[c-nsp] ASR9k Bundle QoS in 6.0.1

Saku Ytti saku at ytti.fi
Wed Jun 8 06:44:01 EDT 2016


On 8 June 2016 at 11:53, Robert Williams <Robert at custodiandc.com> wrote:

Hey,

> My understanding is that the central arbitration has a few benefits, such as zero packet loss when there is an RSP failure (because every request is sent to _both_ arbiters at the same time, so when one RSP fails there is only one answer back, not two). Thus, the packet in flight is still transmitted without loss. Critical when you have very sensitive BFD over MPLS tunnels traversing the chassis. There may not be a quick enough 'detection' of the failed RSP/arbiter on the core device to maintain data plane forwarded BFD relationships between up/downstream nodes.
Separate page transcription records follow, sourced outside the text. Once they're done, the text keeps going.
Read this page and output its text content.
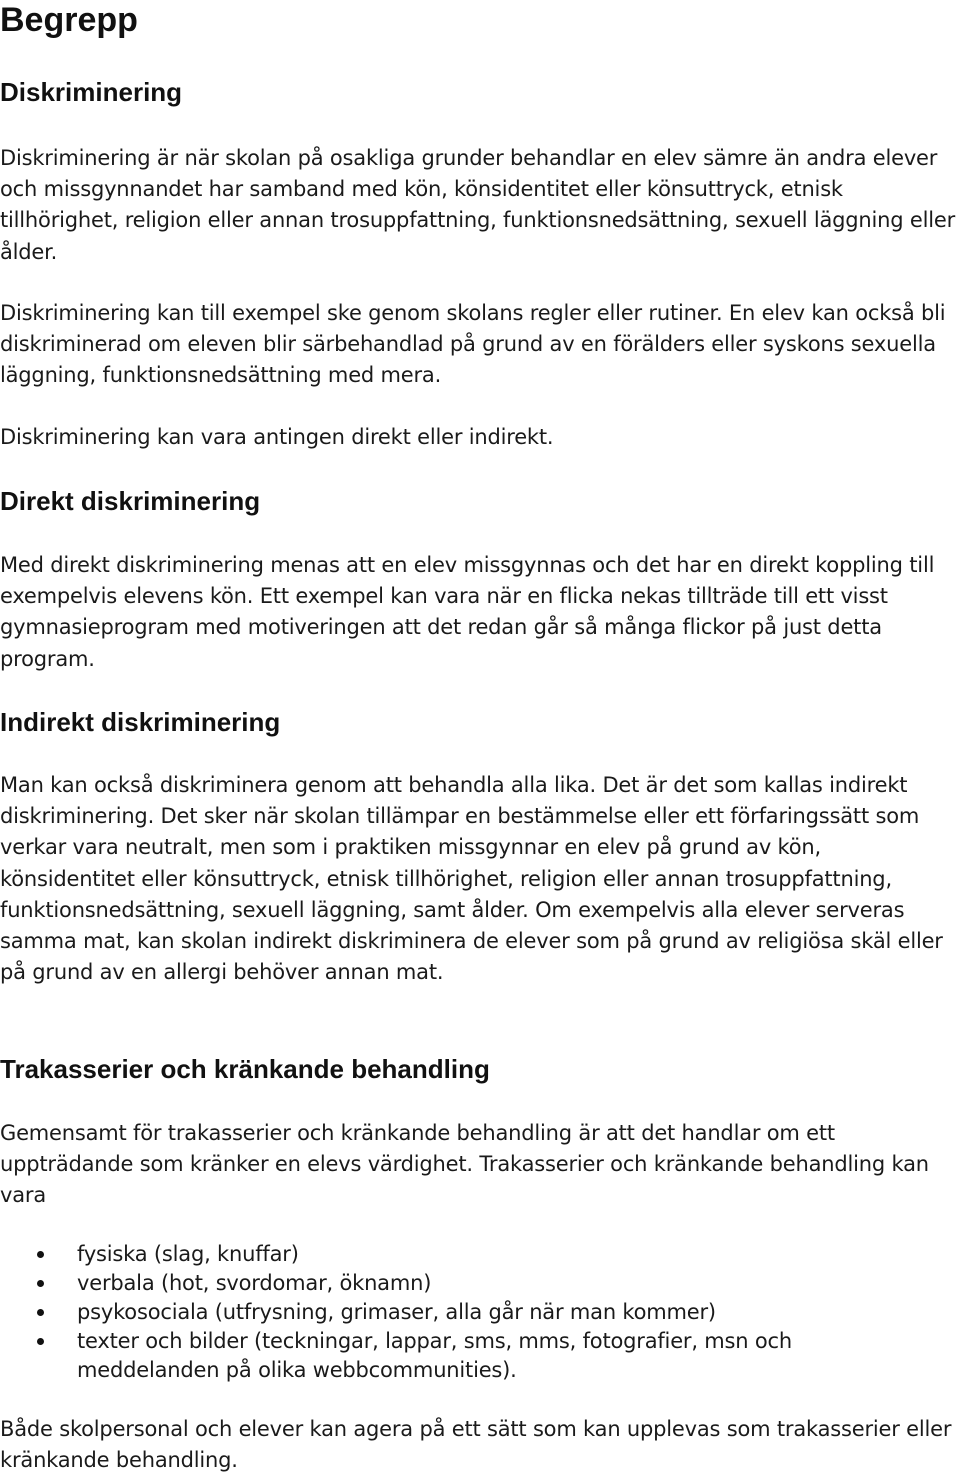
Begrepp
Diskriminering

Diskriminering är när skolan på osakliga grunder behandlar en elev sämre än andra elever och missgynnandet har samband med kön, könsidentitet eller könsuttryck, etnisk tillhörighet, religion eller annan trosuppfattning, funktionsnedsättning, sexuell läggning eller ålder.

Diskriminering kan till exempel ske genom skolans regler eller rutiner. En elev kan också bli diskriminerad om eleven blir särbehandlad på grund av en förälders eller syskons sexuella läggning, funktionsnedsättning med mera.

Diskriminering kan vara antingen direkt eller indirekt.

Direkt diskriminering

Med direkt diskriminering menas att en elev missgynnas och det har en direkt koppling till exempelvis elevens kön. Ett exempel kan vara när en flicka nekas tillträde till ett visst gymnasieprogram med motiveringen att det redan går så många flickor på just detta program.

Indirekt diskriminering

Man kan också diskriminera genom att behandla alla lika. Det är det som kallas indirekt diskriminering. Det sker när skolan tillämpar en bestämmelse eller ett förfaringssätt som verkar vara neutralt, men som i praktiken missgynnar en elev på grund av kön, könsidentitet eller könsuttryck, etnisk tillhörighet, religion eller annan trosuppfattning, funktionsnedsättning, sexuell läggning, samt ålder. Om exempelvis alla elever serveras samma mat, kan skolan indirekt diskriminera de elever som på grund av religiösa skäl eller på grund av en allergi behöver annan mat.

Trakasserier och kränkande behandling

Gemensamt för trakasserier och kränkande behandling är att det handlar om ett uppträdande som kränker en elevs värdighet. Trakasserier och kränkande behandling kan vara

fysiska (slag, knuffar)
verbala (hot, svordomar, öknamn)
psykosociala (utfrysning, grimaser, alla går när man kommer)
texter och bilder (teckningar, lappar, sms, mms, fotografier, msn och meddelanden på olika webbcommunities).

Både skolpersonal och elever kan agera på ett sätt som kan upplevas som trakasserier eller kränkande behandling.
But is that really so? Why can't we do this with 100% separated
fabrics with distributed arbiters? The linecard could resend fabric
request if it does not receive reply in n microseconds, to handle
failover with no loss?

> The second benefit, relating to my original question :) - is that backpressure from a congested egress port can be applied 'globally' to all ports on the chassis, via the virtual output queues. This should (in my opinion) open up the door for centralised egress queueing because it seems to me that the pieces are all there, and, maybe, it is now in place from 6.0.1 onwards so that bundles may support it across all member ports.

I don't think the arbiter experiences the traffic in higher precision
than NPU, I don't think it can discriminate between actual WAN ports.